The finding that the incidence of AEs and discontinuation due to AEs was higher with pharmacological treatment than placebo suggests the possibility that study interventions were identified, which could cause blinding failure. The use of active placebo that mimics some AEs of study medications has been proposed to reduce the possibility of unblinding. Nevertheless, this type of comparators is ethically arguable as the administration of nocebo may collide with the principle of non-maleficence. Putting it altogether highlights the importance of using objective outcomes to limit performance and detection bias instead of relying on subjective outcomes like ADHD symptom severity.

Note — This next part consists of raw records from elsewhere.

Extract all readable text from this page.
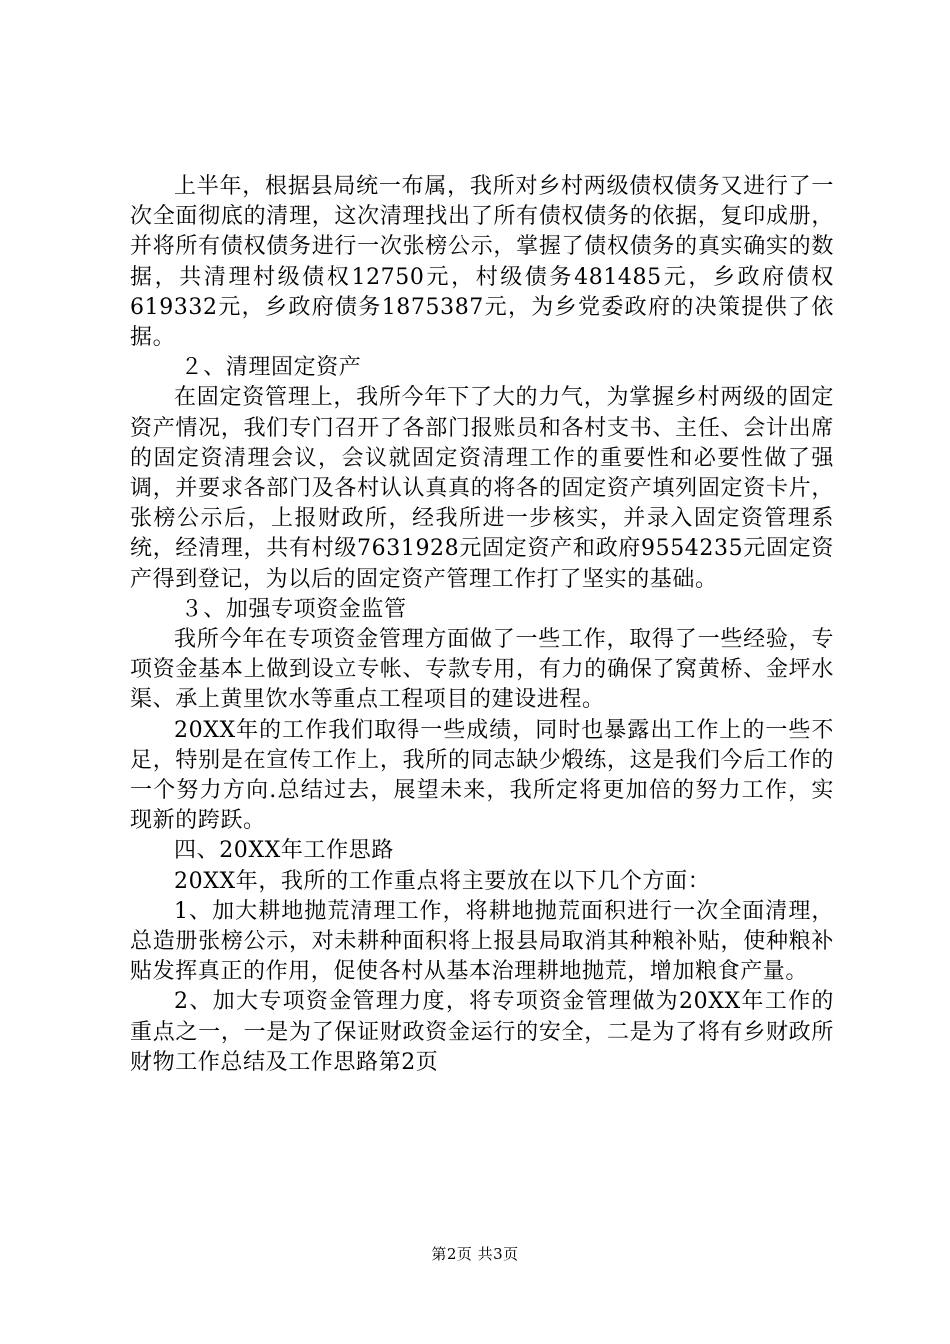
上半年，根据县局统一布属，我所对乡村两级债权债务又进行了一次全面彻底的清理，这次清理找出了所有债权债务的依据，复印成册，并将所有债权债务进行一次张榜公示，掌握了债权债务的真实确实的数据，共清理村级债权12750元，村级债务481485元，乡政府债权619332元，乡政府债务1875387元，为乡党委政府的决策提供了依据。

２、清理固定资产

在固定资管理上，我所今年下了大的力气，为掌握乡村两级的固定资产情况，我们专门召开了各部门报账员和各村支书、主任、会计出席的固定资清理会议，会议就固定资清理工作的重要性和必要性做了强调，并要求各部门及各村认认真真的将各的固定资产填列固定资卡片，张榜公示后，上报财政所，经我所进一步核实，并录入固定资管理系统，经清理，共有村级7631928元固定资产和政府9554235元固定资产得到登记，为以后的固定资产管理工作打了坚实的基础。

３、加强专项资金监管

我所今年在专项资金管理方面做了一些工作，取得了一些经验，专项资金基本上做到设立专帐、专款专用，有力的确保了窝黄桥、金坪水渠、承上黄里饮水等重点工程项目的建设进程。

20XX年的工作我们取得一些成绩，同时也暴露出工作上的一些不足，特别是在宣传工作上，我所的同志缺少煅练，这是我们今后工作的一个努力方向.总结过去，展望未来，我所定将更加倍的努力工作，实现新的跨跃。

四、20XX年工作思路

20XX年，我所的工作重点将主要放在以下几个方面：

1、加大耕地抛荒清理工作，将耕地抛荒面积进行一次全面清理，总造册张榜公示，对未耕种面积将上报县局取消其种粮补贴，使种粮补贴发挥真正的作用，促使各村从基本治理耕地抛荒，增加粮食产量。

2、加大专项资金管理力度，将专项资金管理做为20XX年工作的重点之一，一是为了保证财政资金运行的安全，二是为了将有乡财政所财物工作总结及工作思路第2页

第2页 共3页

Study strengths include the large sample size and remarkable representativeness of all ages, genders and psychiatric comorbidities. Furthermore, the primary outcome was a pragmatic one whose interpretation is straightforward. Finally, the use of meta-regression has the advantage of enabling the investigation of sponsor- and study design-related covariates, such as the presence of a lead-in phase, as they show between-study variability, and thus their modifying effect cannot be studied alternatively.

Conclusions

Numerous RPCCTs of short duration have investigated the efficacy of pharmacological treatment for children and adolescents with ADHD, particularly of methylphenidate, atomoxetine and guanfacine. In the short term, pharmacological treatment of ADHD achieves medium–high symptom relief and an improvement in treatment discontinuation when compared to placebo, suggesting a favourable risk-benefit relationship.

Psychostimulants seem more efficacious and show a better outcome on treatment discontinuation than non-stimulant drugs. Patients with a comorbid psychiatric disorder appear to benefit less from pharmacological treatment than those without psychiatric comorbidities. The efficacy should be assessed routinely, as it seems to reduce over time. RPCCTs with a commercial sponsor show larger clinician-rated efficacy probably due to publication bias.